Adrenomedullary
hyperplasia (AMH) with increased urinary excretion of
epinephrine is regarded as the earliest adrenal manifestation in
familial pheochromocytoma; however, pathogenetic mechanisms and morphogenesis involved in the development of sporadic adrenomedullary diseases are unknown as yet. We present 4 patients with clinical, biochemical, imaging, and morphological findings of sporadic unilateral adrenomedullary
hyperplasia cured by unilateral
adrenalectomy. All patients were hypertensive with intermittent
hypertensive crises, and with increased
catecholamine concentrations in urine and serum. Correct unilateral localization was achieved by 123-I-BG-scan (planar and SPECT) (n = 2) or cavovenous blood sampling with selective catheterization of both suprarenal veins (n = 2). Histomorphometric analyses revealed diffuse adrenomedullary
hyperplasia in all 4 specimens with significant increase of relative volume to 17.6% (controls, 8.7%), and of estimated medullary weight to 0.95 g (controls, 0.45 g); corticomedullary ratio (C:M) was decreased to 5.4 (controls, 11.2).

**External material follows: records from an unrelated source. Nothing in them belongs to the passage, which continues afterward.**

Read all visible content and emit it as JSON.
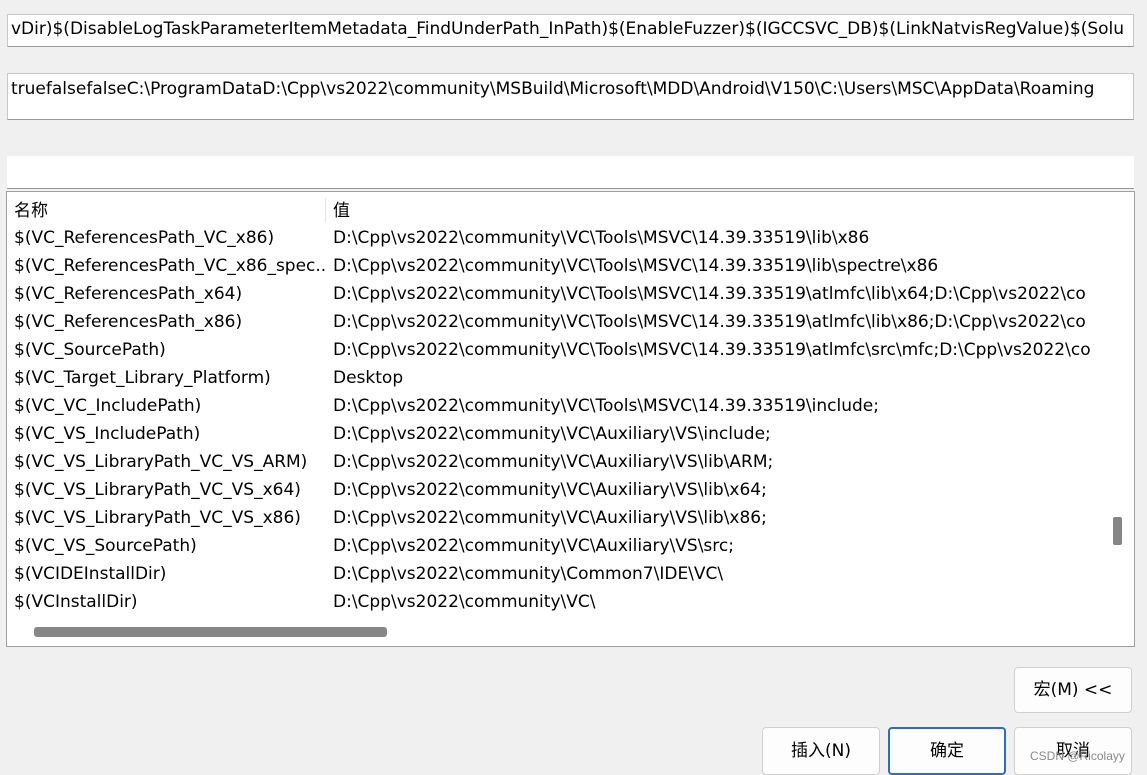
{
  "fields": {
    "evaluated_line1": "vDir)$(DisableLogTaskParameterItemMetadata_FindUnderPath_InPath)$(EnableFuzzer)$(IGCCSVC_DB)$(LinkNatvisRegValue)$(Solu",
    "evaluated_line2": "truefalsefalseC:\\ProgramDataD:\\Cpp\\vs2022\\community\\MSBuild\\Microsoft\\MDD\\Android\\V150\\C:\\Users\\MSC\\AppData\\Roaming",
    "filter_value": ""
  },
  "macro_list": {
    "header_name": "名称",
    "header_value": "值",
    "rows": [
      {
        "name": "$(VC_ReferencesPath_VC_x86)",
        "value": "D:\\Cpp\\vs2022\\community\\VC\\Tools\\MSVC\\14.39.33519\\lib\\x86"
      },
      {
        "name": "$(VC_ReferencesPath_VC_x86_spec...",
        "value": "D:\\Cpp\\vs2022\\community\\VC\\Tools\\MSVC\\14.39.33519\\lib\\spectre\\x86"
      },
      {
        "name": "$(VC_ReferencesPath_x64)",
        "value": "D:\\Cpp\\vs2022\\community\\VC\\Tools\\MSVC\\14.39.33519\\atlmfc\\lib\\x64;D:\\Cpp\\vs2022\\co"
      },
      {
        "name": "$(VC_ReferencesPath_x86)",
        "value": "D:\\Cpp\\vs2022\\community\\VC\\Tools\\MSVC\\14.39.33519\\atlmfc\\lib\\x86;D:\\Cpp\\vs2022\\co"
      },
      {
        "name": "$(VC_SourcePath)",
        "value": "D:\\Cpp\\vs2022\\community\\VC\\Tools\\MSVC\\14.39.33519\\atlmfc\\src\\mfc;D:\\Cpp\\vs2022\\co"
      },
      {
        "name": "$(VC_Target_Library_Platform)",
        "value": "Desktop"
      },
      {
        "name": "$(VC_VC_IncludePath)",
        "value": "D:\\Cpp\\vs2022\\community\\VC\\Tools\\MSVC\\14.39.33519\\include;"
      },
      {
        "name": "$(VC_VS_IncludePath)",
        "value": "D:\\Cpp\\vs2022\\community\\VC\\Auxiliary\\VS\\include;"
      },
      {
        "name": "$(VC_VS_LibraryPath_VC_VS_ARM)",
        "value": "D:\\Cpp\\vs2022\\community\\VC\\Auxiliary\\VS\\lib\\ARM;"
      },
      {
        "name": "$(VC_VS_LibraryPath_VC_VS_x64)",
        "value": "D:\\Cpp\\vs2022\\community\\VC\\Auxiliary\\VS\\lib\\x64;"
      },
      {
        "name": "$(VC_VS_LibraryPath_VC_VS_x86)",
        "value": "D:\\Cpp\\vs2022\\community\\VC\\Auxiliary\\VS\\lib\\x86;"
      },
      {
        "name": "$(VC_VS_SourcePath)",
        "value": "D:\\Cpp\\vs2022\\community\\VC\\Auxiliary\\VS\\src;"
      },
      {
        "name": "$(VCIDEInstallDir)",
        "value": "D:\\Cpp\\vs2022\\community\\Common7\\IDE\\VC\\"
      },
      {
        "name": "$(VCInstallDir)",
        "value": "D:\\Cpp\\vs2022\\community\\VC\\"
      }
    ]
  },
  "buttons": {
    "macro": "宏(M) <<",
    "insert": "插入(N)",
    "ok": "确定",
    "cancel": "取消"
  },
  "watermark": "CSDN @Ricolayy"
}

DNA histograms showed euploidy in all cases. In 3 patients,
DNA analysis revealed evidence of cell proliferation, but without increase to grade of
malignancy indices (0.101-0.523).
Adrenalectomy was performed preferentially by a translumbar approach; the operative and postoperative course was uneventful in all 4 patients. Blood pressure without
antihypertensive drugs returned to normal in 3 patients, in 1 patient to the upper normal limit.